Thursday, March 10, 2011

Glossaphilia

As I love words I know glossophilia doesn't just refer to glossaries, but I think I'm allowed a near-miss meaning.  We're racing to get the first week (week 2) completely ready to hand over for styling on Monday morning.  Today I set up the glossary and made the first entry:


We're going to use the glossary to hold some of the 'theory' for the course.  In general we lead with an activity - part of the preparation for that is checking the list of glossary terms that will be used in the activity to see if there are unfamiliar ones.  If you don't understand those, students are encouraged to search for and share relevant resources (such as this fantastic one on film grammar).

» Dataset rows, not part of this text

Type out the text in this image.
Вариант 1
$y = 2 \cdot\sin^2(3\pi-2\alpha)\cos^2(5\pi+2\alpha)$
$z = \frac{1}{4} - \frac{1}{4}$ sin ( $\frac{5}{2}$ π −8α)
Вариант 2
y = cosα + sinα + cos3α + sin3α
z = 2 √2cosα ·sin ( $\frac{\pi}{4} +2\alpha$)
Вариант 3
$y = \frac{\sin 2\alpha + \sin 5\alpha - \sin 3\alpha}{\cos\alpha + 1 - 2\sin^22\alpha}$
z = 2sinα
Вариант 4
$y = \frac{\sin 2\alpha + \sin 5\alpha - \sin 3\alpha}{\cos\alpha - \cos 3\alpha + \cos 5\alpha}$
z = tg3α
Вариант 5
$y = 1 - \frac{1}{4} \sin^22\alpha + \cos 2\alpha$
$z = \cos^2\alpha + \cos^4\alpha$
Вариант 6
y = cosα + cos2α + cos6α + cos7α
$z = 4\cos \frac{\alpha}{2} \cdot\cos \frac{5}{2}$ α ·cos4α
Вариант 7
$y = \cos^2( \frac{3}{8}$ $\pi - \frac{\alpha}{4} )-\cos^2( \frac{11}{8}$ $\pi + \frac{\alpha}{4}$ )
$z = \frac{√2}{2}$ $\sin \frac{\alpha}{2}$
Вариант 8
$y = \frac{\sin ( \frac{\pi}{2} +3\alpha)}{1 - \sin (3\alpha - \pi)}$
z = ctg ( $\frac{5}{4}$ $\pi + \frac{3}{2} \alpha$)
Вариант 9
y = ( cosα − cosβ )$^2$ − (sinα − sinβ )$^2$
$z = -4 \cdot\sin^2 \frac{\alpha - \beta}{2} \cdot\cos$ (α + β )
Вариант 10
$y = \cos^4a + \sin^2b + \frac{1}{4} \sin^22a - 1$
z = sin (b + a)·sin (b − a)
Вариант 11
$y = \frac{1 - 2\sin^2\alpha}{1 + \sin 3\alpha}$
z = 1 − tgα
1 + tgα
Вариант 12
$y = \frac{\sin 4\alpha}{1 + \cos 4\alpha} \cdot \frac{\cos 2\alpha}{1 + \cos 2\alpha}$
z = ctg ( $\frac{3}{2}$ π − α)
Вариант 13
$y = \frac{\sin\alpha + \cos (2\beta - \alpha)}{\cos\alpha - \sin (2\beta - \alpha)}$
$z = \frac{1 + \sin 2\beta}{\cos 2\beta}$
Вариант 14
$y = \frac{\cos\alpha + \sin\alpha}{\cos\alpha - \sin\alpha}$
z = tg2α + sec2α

Activities are followed by the course team's reflection on what has been done, allowing us to make teaching points.  The idea is that these will be more interesting and make more sense once students have something to build on.  Once again, the glossary is important, because it helps us to keep those sections light - students who want to know more can follow the trail into the glossary, which also helps them to build up a functional vocabulary for working with other people.

1 comment:

  1. I should add that one of the issues with the glossary is that words need to be unique - when we link to the glossary from the text, we do it by tagging the term in the text. So we can only have one entry per term. Vice-versa too, and we'd need two separate glossary entries for 'camera' and 'cameras' if we wanted to link both terms to the glossary. This affects how we write, and we're trying to avoid linking to the glossary from a plural term to keep things simple.